The New Old Efficiency Theories of Causation and Liability
Richard W. Wright
Illinois Institute of Technology - Chicago-Kent College of Law
October 9, 2015
Journal of Tort Law, Forthcoming
For the last forty years, efficiency theorists have attempted to demonstrate that tort liability in general and negligence liability in particular can best/only be explained by the hypothesis that judges are trying to maximize aggregate social welfare. Thirty years ago I published a pair of articles criticizing these attempts, noting especially the efficiency theorists' inability to explain and justify the factual causation requirement in tort law. Nevertheless, the efficiency theorists have continued to make the same arguments. In this paper, I canvass the old arguments and their current restatements, including the attempts by some of the leading theorists to equate ex post analysis of actual causation with ex ante analysis of negligent conduct and attempts by others to explain the actual negligence liability rules.

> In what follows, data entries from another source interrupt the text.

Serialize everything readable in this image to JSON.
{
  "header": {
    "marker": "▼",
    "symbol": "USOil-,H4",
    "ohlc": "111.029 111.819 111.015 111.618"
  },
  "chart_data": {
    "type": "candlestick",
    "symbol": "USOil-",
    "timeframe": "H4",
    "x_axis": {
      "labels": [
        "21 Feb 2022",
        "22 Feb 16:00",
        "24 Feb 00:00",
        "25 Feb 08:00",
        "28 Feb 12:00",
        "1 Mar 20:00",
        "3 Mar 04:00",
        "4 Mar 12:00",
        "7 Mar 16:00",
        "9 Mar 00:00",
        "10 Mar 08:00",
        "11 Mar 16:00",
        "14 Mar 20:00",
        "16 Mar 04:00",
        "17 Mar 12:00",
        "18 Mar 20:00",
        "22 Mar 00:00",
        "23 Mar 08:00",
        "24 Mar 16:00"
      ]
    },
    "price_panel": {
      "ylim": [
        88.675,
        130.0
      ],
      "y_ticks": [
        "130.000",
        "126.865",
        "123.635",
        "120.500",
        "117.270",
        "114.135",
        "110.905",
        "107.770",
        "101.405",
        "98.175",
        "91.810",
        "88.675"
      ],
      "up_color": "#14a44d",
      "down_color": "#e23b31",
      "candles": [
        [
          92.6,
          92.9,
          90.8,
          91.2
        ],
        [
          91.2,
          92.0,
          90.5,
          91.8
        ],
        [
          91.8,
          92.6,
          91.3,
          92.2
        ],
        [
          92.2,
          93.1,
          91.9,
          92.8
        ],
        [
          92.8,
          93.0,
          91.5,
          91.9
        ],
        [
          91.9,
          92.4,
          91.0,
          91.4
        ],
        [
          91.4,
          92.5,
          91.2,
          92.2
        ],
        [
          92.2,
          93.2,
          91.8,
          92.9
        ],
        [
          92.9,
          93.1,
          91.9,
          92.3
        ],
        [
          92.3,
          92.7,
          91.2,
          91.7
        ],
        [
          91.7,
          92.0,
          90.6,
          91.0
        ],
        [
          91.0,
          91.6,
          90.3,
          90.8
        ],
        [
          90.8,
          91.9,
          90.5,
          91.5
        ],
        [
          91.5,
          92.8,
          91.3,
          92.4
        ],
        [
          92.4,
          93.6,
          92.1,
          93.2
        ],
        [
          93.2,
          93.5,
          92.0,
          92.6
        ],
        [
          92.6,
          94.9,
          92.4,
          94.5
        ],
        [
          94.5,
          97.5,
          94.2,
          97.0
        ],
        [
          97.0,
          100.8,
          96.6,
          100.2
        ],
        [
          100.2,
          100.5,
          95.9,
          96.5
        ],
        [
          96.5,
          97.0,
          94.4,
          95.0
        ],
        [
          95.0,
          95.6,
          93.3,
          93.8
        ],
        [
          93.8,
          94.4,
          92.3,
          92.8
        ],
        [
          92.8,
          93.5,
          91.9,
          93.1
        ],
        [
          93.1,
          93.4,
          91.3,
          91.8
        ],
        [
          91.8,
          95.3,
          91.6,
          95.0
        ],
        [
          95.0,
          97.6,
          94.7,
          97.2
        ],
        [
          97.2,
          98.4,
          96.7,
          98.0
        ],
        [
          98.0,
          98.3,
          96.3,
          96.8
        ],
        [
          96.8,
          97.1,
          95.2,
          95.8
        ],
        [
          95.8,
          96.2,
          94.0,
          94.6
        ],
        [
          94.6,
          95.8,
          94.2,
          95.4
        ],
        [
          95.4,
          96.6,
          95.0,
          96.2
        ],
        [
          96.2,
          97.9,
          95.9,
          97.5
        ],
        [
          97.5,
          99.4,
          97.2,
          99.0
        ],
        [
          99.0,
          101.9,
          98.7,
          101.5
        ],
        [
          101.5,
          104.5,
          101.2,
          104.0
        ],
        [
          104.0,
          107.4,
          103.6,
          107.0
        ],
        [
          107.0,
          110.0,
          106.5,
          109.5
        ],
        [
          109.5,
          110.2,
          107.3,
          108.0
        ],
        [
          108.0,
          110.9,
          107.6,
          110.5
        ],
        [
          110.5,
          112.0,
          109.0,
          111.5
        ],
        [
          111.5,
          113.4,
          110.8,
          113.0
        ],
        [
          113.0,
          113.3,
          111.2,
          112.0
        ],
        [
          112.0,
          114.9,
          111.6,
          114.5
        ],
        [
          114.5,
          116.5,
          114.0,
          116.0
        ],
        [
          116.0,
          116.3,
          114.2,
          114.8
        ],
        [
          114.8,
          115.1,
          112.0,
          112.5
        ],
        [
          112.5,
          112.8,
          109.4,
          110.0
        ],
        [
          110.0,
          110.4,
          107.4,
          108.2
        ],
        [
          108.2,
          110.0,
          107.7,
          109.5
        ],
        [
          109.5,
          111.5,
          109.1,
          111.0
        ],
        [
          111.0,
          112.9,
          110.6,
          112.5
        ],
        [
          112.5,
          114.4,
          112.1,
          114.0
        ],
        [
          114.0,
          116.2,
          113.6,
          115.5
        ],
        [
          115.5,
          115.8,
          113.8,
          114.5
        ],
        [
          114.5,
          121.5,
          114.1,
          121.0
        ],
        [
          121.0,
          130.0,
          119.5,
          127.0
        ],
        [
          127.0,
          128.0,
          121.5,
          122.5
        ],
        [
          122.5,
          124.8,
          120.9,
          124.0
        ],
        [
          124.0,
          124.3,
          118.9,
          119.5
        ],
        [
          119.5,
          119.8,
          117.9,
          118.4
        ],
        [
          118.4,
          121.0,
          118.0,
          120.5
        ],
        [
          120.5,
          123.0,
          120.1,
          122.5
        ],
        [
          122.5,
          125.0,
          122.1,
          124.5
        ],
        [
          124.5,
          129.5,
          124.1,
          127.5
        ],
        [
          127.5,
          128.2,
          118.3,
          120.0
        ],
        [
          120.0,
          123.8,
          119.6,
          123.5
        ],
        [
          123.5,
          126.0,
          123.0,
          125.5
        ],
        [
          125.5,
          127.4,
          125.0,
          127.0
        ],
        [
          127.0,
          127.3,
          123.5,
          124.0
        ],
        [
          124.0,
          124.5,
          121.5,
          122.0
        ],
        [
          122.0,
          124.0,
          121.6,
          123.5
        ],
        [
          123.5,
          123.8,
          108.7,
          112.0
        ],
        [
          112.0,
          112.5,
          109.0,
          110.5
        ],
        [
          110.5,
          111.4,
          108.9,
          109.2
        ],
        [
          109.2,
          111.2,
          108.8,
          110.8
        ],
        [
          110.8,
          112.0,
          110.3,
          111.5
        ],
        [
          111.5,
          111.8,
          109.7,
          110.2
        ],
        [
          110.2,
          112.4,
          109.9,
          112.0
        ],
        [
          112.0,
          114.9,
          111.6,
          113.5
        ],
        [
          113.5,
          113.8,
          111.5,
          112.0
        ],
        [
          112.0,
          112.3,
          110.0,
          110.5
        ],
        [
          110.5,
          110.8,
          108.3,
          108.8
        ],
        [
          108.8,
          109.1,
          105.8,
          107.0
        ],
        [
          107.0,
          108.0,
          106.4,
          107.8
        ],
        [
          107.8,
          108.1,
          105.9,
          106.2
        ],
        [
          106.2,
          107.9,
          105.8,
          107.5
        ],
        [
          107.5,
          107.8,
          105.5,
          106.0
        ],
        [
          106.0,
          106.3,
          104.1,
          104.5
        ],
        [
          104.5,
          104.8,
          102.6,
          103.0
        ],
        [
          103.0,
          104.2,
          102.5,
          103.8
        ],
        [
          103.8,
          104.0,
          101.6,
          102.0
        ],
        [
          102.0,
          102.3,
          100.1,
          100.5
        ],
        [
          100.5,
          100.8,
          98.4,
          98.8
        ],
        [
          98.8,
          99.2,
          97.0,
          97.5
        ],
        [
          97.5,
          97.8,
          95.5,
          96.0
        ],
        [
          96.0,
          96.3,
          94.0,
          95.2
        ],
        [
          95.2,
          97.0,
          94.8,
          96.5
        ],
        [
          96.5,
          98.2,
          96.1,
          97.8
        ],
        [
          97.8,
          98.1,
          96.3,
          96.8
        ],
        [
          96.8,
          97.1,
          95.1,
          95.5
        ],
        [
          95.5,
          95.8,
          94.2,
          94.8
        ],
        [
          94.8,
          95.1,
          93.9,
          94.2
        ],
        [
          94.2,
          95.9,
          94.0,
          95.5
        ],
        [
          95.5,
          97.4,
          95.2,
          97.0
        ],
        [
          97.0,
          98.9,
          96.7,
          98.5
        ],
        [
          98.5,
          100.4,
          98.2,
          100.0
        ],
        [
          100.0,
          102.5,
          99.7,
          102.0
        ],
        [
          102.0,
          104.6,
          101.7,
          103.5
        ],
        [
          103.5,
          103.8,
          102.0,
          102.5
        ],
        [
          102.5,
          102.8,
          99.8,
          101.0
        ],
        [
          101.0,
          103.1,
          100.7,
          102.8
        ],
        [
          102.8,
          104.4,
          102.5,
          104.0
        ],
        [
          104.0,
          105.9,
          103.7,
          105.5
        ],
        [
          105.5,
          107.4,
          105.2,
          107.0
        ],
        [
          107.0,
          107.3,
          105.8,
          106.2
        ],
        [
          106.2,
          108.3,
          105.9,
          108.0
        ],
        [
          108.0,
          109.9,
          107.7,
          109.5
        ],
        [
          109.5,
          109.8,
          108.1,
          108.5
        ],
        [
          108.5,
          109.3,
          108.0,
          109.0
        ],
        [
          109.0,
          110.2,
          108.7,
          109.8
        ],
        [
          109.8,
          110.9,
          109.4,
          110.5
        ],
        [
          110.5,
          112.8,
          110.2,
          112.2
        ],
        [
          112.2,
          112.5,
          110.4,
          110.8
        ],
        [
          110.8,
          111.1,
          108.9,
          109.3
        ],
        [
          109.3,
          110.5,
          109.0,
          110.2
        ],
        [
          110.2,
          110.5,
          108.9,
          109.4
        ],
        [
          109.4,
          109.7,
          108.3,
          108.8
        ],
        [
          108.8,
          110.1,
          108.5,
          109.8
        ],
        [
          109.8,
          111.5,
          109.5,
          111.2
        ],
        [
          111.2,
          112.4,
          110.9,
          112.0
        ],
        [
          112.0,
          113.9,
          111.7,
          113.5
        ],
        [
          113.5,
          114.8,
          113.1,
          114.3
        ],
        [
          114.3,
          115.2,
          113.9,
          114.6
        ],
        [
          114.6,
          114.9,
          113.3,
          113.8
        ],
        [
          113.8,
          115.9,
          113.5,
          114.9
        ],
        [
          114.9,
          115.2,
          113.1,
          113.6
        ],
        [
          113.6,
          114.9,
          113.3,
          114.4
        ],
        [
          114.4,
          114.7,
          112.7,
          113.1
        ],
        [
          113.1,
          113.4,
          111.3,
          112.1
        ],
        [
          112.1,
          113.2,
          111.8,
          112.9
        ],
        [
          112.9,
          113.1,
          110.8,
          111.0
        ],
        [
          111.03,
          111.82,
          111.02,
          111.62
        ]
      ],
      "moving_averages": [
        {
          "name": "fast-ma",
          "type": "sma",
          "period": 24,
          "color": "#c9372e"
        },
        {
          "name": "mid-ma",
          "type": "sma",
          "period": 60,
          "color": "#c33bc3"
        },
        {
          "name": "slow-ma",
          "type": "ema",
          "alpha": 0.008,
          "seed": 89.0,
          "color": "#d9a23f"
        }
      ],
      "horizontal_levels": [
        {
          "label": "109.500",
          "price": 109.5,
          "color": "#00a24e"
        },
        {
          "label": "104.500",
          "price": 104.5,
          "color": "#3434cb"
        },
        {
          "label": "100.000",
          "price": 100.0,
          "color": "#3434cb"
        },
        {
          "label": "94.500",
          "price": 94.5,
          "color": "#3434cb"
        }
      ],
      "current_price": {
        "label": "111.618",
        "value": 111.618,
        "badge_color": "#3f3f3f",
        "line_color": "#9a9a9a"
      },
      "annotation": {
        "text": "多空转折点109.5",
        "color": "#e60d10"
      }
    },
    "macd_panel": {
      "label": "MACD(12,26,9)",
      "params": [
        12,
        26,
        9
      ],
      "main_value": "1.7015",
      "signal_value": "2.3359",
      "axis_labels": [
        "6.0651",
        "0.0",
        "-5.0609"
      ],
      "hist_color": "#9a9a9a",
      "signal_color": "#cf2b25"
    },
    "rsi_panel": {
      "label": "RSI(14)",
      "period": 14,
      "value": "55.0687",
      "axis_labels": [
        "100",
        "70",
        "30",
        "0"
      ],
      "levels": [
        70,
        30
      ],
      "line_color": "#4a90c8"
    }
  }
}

None of the rules proposed by the efficiency theorists is consistent with the practice of the courts, and none of them would promote efficient deterrence. Worse yet, the least descriptively plausible negligence liability rule proposed by the efficiency theorists is the one likely to be the least inefficient in actual practice, while the one assumed by most efficiency theorists will be the most inefficient. The fundamental problem with the efficiency theories is that they assume that the focus of law should be and is on the maximization of aggregate social welfare, rather than justice -- the promotion of everyone's equal external freedom in their interactions with others.